The Russian invasion of Ukraine, which began on Feb. 24, now enters its second month, defying the expectations of both Western and Russian experts. As the war develops day by day, here is a summary of key events that occurred over the past week.
“From this day [March 24] and after that, we are standing. Comes from your offices, your homes, your schools, to support Ukraine and to support freedom. Go to your squares, your streets, make yourselves seen and heard. Say that people matter. Peace matters. Ukraine matters,” Ukrainian president Volodymyr Zelenskyy said in a speech on March 24.
On that same day, the White House released a briefing detailing a $1 billion humanitarian assistance package for Ukraine following the $800 million funding package for the shipment of equipment, including drones, to Ukraine earlier in March.
As fighting continues around the country, Ukrainian sources have reported a counteroffensive against Russian troops near the capital of Kyiv on March 26.
“Russian forces were still just four miles away, but the commander asked that the village names not be published to safeguard his positions. The villages on the front line were mostly deserted, with just a few men and women guarding houses and looking after their livestock. The first line of houses facing the road where the tank battle happened were badly damaged from artillery or tank shells,” the New York Times reads.
President Biden gave a speech in Warsaw, promising further support for Ukraine and decrying Russian president Vladimir Putin, according to CNN.
“‘[Putin is] a criminal who wants to portray NATO enlargement as an imperial project aimed at destabilizing Russia. Nothing is further from the truth. NATO is a defensive alliance. It has never sought the demise of Russia,’” Biden said to the crowd.
Professor Frank Costigliola, a board of trustees distinguished professor of history at the University of Connecticut specializing in U.S. foreign relations, further explained NATO expansion eastward in an interview with The Daily Campus.
“When East and West Germany reunified in 1990, Soviet leader Mikhail Gorbachev told of a verbal agreement with the U.S. secretary of state, saying that a unified Germany would join NATO, but the alliance would not expand any further. Since then we saw Poland, Romania, Albania, Lithuania and other countries join NATO. The agreement was never formalized, only a mutual understanding,” Costigliola said.
Professor Costigliola emphasized that the growth of NATO after 1991 in no way justified Russian invasion.

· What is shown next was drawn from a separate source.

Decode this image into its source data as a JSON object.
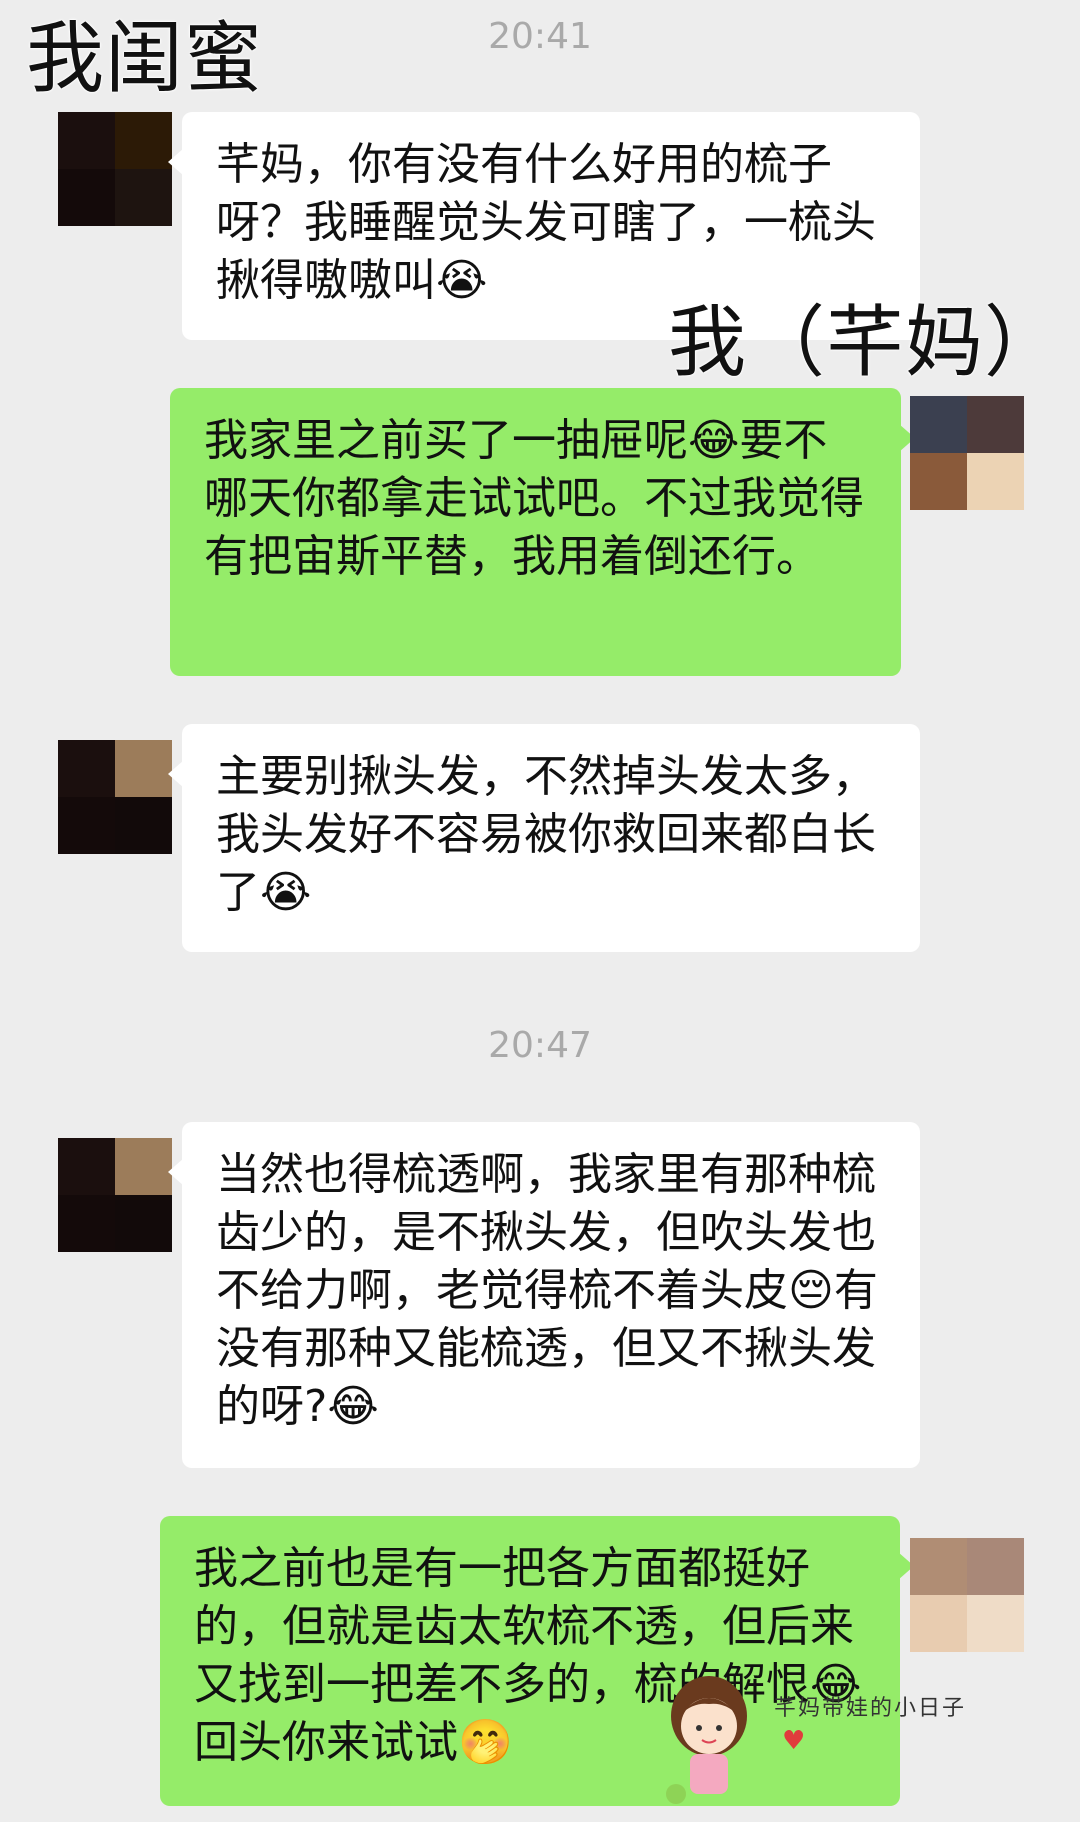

“Great powers want to have friendly neighbors. That’s how history has always been. Look at Cuba, they were allied with the Soviets in the 1960s and we still have a trade embargo with them. But that doesn’t excuse the atrocities happening in Ukraine,” Costigliola said.
Perhaps the most notable quote from President Biden’s speech toward Putin was: “For God’s sake, this man cannot remain in power.”
“A White House official said Biden meant that ‘Putin cannot be allowed to exercise power over his neighbors or the region’ and said Biden wasn’t referring to regime change. Secretary of State Antony Blinken was even more categorical during a trip to Jerusalem on Sunday,” CNN said.
Ukrainian forces continued a series of counterattacks against Russian troops around Kharkov, the second largest city in Ukraine, according to Interfax-Ukraine and Ukrainian military officials.
“To date, we can confidently say that Mala Rohan is completely under the control of our troops and ‘cleansed’ from the invaders. The liquidation of the remnants of Russian troops in Vilkhivka continues. We are pushing the invaders to the borders with the Russian Federation,” wrote Head of Kharkiv Regional Military Administration Oleh Synehubov on his Telegram channel, according to Interfax-Ukraine.
Following reports of combat in the area on March 26, Pentagon officials stated Ukrainian troops liberated the town of Trostianets near Sumy, according to ABC News.
“Last Friday, the [Pentagon] official said Russian troops north of Kyiv had moved into defensive positions around the city and were putting a priority on operations in the Donbas region of eastern Ukraine,” ABC said.
Professor Costigliola provided some explanation for these counterattacks and Ukraine’s surprising resistance against the Russian invasion.
“People saw this in Afghanistan—nationalism is a surprisingly powerful factor most countries tend to ignore. When U.S. troops were in Afghanistan, the Taliban could fight us for so long because we were strangers in their homeland, and they claimed to fight to protect Afghanistan from us, the invaders. The Ukrainians feel the same way” said Costigliola.
After weeks of ceasefire talks ending with no result, NPR reported that Ukrainian and Russian representatives met in Istanbul, Turkey on Wednesday.
“Ukraine delivered a proposal for accepting a neutral and nonnuclear status, including a plan to host no foreign military bases,” NPR said.